Pers berdasar tanggung jawab sosial tidak saja menjamin keterwakilan mayoritas rakyat, tetapi juga memberikan jaminan atas hak golongan minoritas dan golongan oposisi. Teori pers bentanggung jawab banyak digunakan di negara yang menganut sistem ketetatanegaraan demokrasi. Di negara dimana rakyatnya mencapai tingkat kecerdasan tinggi sehingga suara mereka dapat mempengaruhi pejabat yang melayani mereka.
4. SOVIET COMMUNISM theory
Teori ini tumbuh dua tahun pasca revolusi Oktober 1917 di Russia dan berakar pada teori pers otoriatarian. Sistem pers ini memelihara pengawasan yang dilakukan pemerintah. Karena itu di negara ini yang ada adalah pers pemerintah. Saat ini yang mengacu teori pers ini adalah RRC setelah Soviet bubar. Perbedaan khusus antara teori ini dengan teori lainnya diantaranya:
  1. Dihilangkannya motif profit.
  2. Menomorduakan topikalitas. (artinya menomorduakan topik yang sedang ramai dibicarakan).

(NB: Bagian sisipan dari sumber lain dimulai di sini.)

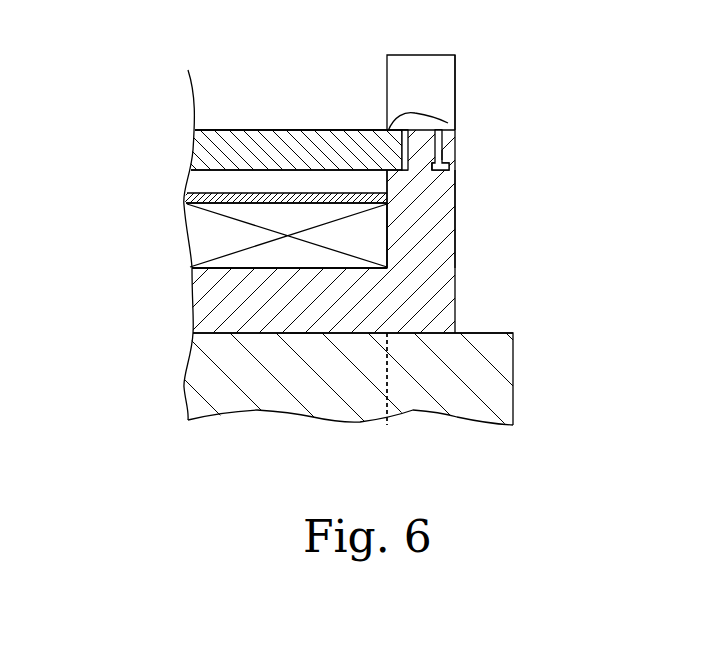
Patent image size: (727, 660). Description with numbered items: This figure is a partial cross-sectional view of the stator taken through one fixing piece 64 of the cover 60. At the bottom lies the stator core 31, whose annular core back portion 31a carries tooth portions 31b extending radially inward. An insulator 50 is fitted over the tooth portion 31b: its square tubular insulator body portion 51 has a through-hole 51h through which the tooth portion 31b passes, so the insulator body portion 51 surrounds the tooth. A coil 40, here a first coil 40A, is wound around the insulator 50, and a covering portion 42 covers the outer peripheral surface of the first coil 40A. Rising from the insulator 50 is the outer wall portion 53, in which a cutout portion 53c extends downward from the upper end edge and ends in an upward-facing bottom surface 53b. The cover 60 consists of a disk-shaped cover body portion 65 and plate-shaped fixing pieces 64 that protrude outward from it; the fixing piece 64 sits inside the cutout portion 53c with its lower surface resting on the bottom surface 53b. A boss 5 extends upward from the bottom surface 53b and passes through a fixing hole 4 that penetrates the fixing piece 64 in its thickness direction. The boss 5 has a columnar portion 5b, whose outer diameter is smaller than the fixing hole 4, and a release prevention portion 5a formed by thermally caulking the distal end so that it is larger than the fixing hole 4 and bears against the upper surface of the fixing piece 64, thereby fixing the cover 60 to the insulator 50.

The cover 60 is at (250, 113).
The cover body portion 65 is at (301, 148).
The cutout portion 53c is at (437, 73).
The release prevention portion 5a is at (425, 115).
The boss 5 is at (458, 115).
The columnar portion 5b is at (438, 145).
The fixing piece 64 is at (440, 157).
The bottom surface 53b is at (447, 165).
The fixing hole 4 is at (428, 190).
The outer wall portion 53 is at (440, 240).
The insulator 50 is at (459, 312).
The stator core 31 is at (517, 368).
The covering portion 42 is at (188, 200).
The coil 40 is at (200, 231).
The first coil 40A is at (194, 248).
The insulator body portion 51 is at (263, 310).
The through-hole 51h is at (300, 334).
The tooth portion 31b is at (340, 388).
The core back portion 31a is at (462, 397).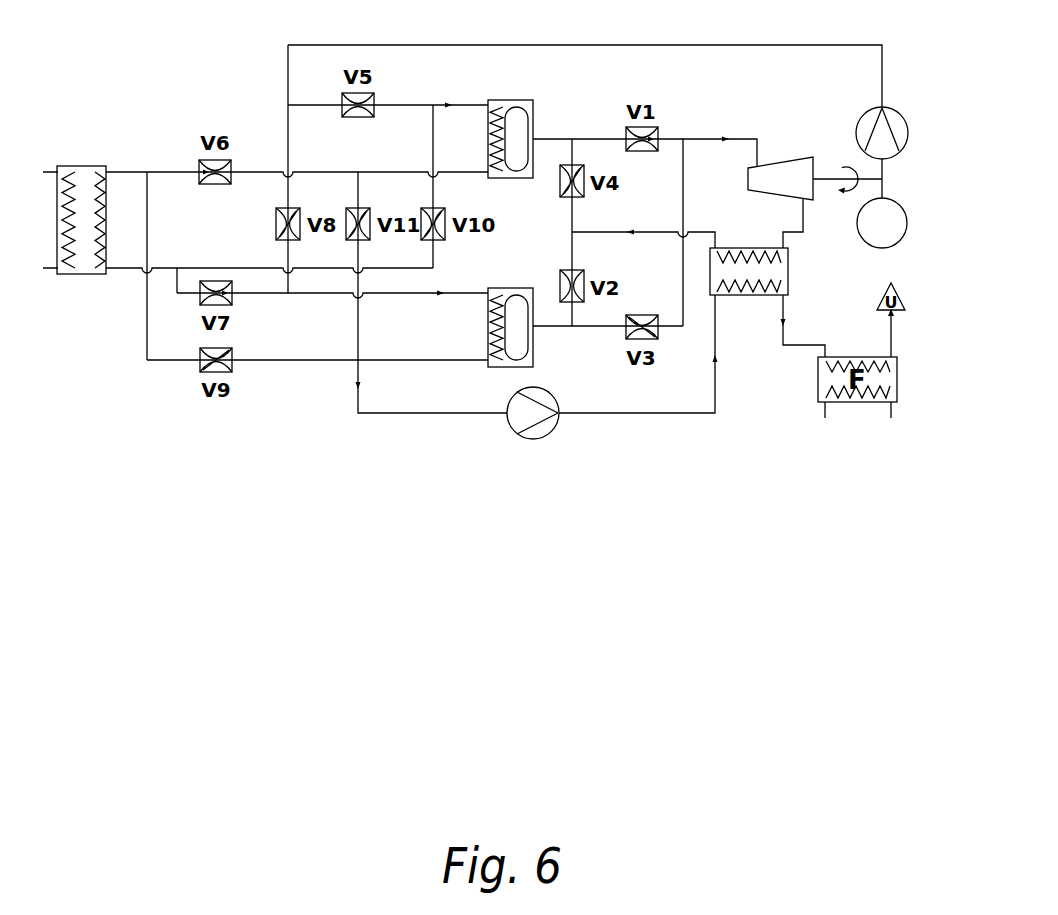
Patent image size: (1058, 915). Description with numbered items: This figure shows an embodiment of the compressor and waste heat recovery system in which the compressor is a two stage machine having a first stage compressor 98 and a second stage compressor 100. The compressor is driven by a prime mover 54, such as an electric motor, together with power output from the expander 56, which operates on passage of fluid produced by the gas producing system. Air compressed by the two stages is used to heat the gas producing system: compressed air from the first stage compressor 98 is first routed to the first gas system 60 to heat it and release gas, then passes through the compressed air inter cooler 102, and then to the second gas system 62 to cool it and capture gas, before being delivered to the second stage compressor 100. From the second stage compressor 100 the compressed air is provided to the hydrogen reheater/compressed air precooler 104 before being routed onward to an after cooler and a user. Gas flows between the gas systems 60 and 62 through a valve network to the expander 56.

The compressed air inter cooler 102 is at (82, 166).
The first gas system 60 is at (505, 100).
The second gas system 62 is at (505, 288).
The expander 56 is at (777, 163).
The first stage compressor 98 is at (901, 117).
The prime mover 54 is at (903, 203).
The hydrogen reheater/compressed air precooler 104 is at (790, 272).
The second stage compressor 100 is at (551, 434).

  3. Orientasinya pada perubahan masyarakat menuju masyakarat komunis. Sementara orientasi pers otoritarian ialah untuk mempertahankan status quo.
5. TEORI PERS PEMBANGUNAN
Teori ini umumnya terkait dengan teori pers dunia III yang umunya belum memiliki ciri-ciri sistem komunikasi yang telah maju. Inti teori ini adalah pers harus digunakan secara positif dalam pembangunan nasional. Preferensi diberikan pada teori yang menekankan keterlibatan akar rumput. Teori pers ini dijabarkan ke dalam beberapa prinsip di bawah:
  1. Pers harus membantu pelaksanaan pembangunan sesuai kebijakan yang ditetapkan nasional.
  2. Kebebasan pers harus terbuka bagi pembatasan sesuai dengan: 1) prioritas eonomi, 2) kebutuhan pembangunan masyarakat.

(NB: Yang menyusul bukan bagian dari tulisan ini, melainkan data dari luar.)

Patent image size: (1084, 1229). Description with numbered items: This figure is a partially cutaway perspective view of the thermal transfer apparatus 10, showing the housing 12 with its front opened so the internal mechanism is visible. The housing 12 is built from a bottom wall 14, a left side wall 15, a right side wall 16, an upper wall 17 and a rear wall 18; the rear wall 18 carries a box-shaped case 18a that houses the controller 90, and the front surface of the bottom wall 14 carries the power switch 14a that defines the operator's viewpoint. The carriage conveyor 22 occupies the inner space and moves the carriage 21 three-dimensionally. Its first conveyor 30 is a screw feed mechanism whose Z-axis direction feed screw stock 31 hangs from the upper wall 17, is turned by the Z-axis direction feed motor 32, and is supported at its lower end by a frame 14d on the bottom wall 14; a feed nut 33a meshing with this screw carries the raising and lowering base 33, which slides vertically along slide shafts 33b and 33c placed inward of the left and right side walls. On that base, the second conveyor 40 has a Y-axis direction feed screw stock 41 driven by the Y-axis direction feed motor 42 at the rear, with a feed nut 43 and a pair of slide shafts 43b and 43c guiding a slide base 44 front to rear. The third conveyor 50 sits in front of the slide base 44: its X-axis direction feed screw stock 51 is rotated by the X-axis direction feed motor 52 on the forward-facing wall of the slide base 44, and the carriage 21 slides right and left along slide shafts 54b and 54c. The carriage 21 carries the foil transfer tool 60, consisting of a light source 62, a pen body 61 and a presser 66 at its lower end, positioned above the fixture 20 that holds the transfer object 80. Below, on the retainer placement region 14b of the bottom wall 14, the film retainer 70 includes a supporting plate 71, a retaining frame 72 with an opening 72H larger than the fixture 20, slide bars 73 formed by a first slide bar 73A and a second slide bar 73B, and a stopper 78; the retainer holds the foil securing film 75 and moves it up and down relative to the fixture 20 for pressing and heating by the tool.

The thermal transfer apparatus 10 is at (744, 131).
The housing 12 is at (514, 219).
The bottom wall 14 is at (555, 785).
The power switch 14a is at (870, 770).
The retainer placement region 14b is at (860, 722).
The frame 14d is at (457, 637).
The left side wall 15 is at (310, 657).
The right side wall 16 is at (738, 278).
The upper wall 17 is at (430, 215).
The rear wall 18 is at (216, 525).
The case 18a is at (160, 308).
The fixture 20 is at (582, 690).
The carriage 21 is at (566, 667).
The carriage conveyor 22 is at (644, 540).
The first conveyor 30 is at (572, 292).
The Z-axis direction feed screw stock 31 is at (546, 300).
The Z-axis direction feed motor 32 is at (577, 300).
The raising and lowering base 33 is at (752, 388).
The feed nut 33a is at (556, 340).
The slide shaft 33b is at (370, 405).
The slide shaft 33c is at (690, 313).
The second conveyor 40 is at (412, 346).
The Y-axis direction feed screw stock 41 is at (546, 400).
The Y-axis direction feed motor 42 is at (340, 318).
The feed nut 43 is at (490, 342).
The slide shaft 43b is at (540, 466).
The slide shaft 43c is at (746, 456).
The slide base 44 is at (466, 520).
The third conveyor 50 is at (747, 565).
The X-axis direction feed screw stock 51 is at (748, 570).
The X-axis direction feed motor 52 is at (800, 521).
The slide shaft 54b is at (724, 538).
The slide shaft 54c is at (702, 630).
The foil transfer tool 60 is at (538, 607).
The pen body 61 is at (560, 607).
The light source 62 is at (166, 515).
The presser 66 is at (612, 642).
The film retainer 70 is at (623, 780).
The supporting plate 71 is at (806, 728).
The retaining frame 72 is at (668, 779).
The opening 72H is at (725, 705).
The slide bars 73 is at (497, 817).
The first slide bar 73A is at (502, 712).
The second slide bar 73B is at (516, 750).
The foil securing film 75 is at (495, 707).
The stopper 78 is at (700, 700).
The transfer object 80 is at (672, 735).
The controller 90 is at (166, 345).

  3. Pers harus memprioritaskan isinya pada budaya dan bahasa nasional.
  4. Pers harus memprioritaskan berita dan informasi yang menghubungkan sesama negara berkembang yang berdekatan secara geografis, budaya, dan politis.
  5. Pekerja pers punya kebebasan dalam menghimpun dan menyebarkan infromasi.

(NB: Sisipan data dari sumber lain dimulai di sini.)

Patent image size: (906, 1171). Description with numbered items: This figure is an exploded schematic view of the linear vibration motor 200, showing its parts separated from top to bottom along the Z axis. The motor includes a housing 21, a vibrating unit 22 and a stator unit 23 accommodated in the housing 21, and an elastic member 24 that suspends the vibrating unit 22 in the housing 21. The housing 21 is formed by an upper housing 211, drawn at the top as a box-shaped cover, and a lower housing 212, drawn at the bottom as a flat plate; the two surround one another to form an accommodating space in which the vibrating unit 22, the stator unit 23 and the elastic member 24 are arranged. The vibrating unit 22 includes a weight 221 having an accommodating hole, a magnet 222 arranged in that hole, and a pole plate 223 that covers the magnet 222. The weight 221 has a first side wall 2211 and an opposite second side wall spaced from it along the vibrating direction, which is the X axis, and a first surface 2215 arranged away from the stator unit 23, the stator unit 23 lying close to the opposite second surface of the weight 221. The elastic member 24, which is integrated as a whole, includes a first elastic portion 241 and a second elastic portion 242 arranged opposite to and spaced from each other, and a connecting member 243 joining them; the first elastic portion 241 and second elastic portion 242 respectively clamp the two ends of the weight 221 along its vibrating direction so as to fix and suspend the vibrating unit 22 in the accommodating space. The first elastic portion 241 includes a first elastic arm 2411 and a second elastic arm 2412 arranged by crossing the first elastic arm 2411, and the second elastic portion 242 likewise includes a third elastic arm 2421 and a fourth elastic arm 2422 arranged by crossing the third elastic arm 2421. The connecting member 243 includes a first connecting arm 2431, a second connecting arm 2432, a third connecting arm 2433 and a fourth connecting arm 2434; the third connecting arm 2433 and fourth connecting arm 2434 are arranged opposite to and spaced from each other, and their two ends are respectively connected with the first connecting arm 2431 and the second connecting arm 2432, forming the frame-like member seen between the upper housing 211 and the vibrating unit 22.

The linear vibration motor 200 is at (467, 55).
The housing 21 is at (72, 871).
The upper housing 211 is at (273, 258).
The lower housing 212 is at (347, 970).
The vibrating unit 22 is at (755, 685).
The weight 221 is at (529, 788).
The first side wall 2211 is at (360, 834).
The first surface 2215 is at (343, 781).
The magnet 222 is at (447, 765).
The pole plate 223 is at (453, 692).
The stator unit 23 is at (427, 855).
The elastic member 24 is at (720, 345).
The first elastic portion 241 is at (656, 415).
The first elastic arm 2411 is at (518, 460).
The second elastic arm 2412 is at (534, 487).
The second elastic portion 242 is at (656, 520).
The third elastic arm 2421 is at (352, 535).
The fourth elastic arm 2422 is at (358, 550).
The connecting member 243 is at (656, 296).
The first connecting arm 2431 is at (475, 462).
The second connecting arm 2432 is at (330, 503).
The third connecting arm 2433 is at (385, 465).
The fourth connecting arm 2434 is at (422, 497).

  6. Negara punya hak campur tangan dalam hal membatasi, operasi media pers, sensor, pemberian subsidi dan kontrol.
6. TEORI PERS PARTISIPAN DEMOKRATIK
Teori ini lahir dalam masyarakat libaral yang sudah maju. Teori ini lahir sebagai reaksi atas komersialisasi dan monopoli media oleh swasta.Kedua, sebagai reaksi atas sentralisme dan birokratisasi siaran publik. Teori ini juga mencerminkan kekecewaan terhadap partai politik yang mapan dan sistem perwakilan yang tak mengakar rumput lagi. Teori ini menyukai keserbaragaman, skala kecil, lokalitas, de-institusionalisasi, kesetaraan dalam masyarakat, dan interaksi.
Konsep pers partisipan demokratik hampir sama dengan konsep “jurnalisme publik” yang saat ini sedang mengemuka.